RS: And to this day, when you do a piece like The Importance of Being Earnest, are you still striving for that kind of naturalness in what is, after all, a period piece. It’s a comedy. It’s a . . . you guys do mug it up a little bit throughout the movie.

CF: Of course, I mean, I’m not playing Thomas More. Of course, he was playing a character who, you know, it’s required that kind of understated humanity. But however, whatever convention you’re working with and whether it’s pantomime or however broad the comedy, it’s still important to look for a core of truth and reality. It doesn’t have to be Truth with a capital T but you are representing a human being in whatever you’re doing. If it’s comedy, it’s going to be funnier if it’s rooted in truth. I find it much more difficult than drama. I think that The Importance of Being Earnest, as soon as you analyze it, is dead really. [grunting acknowledgment by Siegel] So you’ve got to kind of. . . it’s a bit like playing jazz or something. You’ve got to find a current, hop on it and let it carry you.

RS:  Tell me about your singing performance in The Importance of Being Earnest.

CF: [laughing] Is there really anything to be said about the singing?

RS: [ha ha ha] Well, tell us first about the song.

CF: Well, the song is a poem written by Oscar Wilde. I’m actually not sure what its origin is, but its words are by Oscar Wilde, music by Charlie Mole, who is our composer. And it's used to serenade Cecily and Gwendolen during the sequence in the play where they reject us. [Song is played] I did study the guitar part, hoping that some kind of ability on the guitar might make up for the shortcomings, the vocal shortcomings.

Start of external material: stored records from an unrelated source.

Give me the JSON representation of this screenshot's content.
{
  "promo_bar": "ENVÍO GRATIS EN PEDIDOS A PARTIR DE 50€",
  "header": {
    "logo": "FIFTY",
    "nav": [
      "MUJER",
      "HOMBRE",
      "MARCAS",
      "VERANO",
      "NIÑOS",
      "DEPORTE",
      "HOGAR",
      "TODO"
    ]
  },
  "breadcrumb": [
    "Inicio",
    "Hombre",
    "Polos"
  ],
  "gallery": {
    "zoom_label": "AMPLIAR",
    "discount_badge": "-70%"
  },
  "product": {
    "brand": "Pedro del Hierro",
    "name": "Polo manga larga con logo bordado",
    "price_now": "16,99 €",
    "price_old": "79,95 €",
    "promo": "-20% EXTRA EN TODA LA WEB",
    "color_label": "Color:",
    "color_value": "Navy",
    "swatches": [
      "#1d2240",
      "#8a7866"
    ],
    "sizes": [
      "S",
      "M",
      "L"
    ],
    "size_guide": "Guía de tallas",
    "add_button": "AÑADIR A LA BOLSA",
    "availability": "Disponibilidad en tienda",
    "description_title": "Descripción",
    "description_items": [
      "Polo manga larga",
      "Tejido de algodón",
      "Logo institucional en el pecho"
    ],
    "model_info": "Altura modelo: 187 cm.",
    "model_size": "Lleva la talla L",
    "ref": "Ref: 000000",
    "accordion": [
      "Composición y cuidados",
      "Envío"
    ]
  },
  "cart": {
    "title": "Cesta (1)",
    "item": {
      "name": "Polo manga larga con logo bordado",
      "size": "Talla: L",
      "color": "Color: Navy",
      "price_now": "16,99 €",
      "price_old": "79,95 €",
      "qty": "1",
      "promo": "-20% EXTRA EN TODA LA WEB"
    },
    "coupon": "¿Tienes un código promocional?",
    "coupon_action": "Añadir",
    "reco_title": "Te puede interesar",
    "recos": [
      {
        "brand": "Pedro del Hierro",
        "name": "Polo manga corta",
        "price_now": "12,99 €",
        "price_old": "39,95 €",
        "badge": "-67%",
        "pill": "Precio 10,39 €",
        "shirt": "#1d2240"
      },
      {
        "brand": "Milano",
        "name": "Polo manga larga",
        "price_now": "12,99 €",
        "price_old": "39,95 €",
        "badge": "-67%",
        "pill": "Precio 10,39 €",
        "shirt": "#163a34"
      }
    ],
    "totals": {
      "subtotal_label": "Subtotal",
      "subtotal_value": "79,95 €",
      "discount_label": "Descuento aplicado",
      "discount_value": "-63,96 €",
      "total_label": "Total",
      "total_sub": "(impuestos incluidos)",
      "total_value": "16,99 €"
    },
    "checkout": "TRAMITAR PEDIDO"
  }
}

But I’m afraid it all added up as one big shortcoming.

RS: [continues laughing] You saying you’re not planning a crossover album of some of the things you’re going to sing now?

CF: Whether I was planning it or not, I think it’s immaterial. I’m not sure anyone is going to have me.

RS: Well, Colin Firth, thank you very much for coming to talk with us.

CF: Thank you.

RS: Colin Firth, actor and sometimes singer, stars in The Importance of Being Earnest.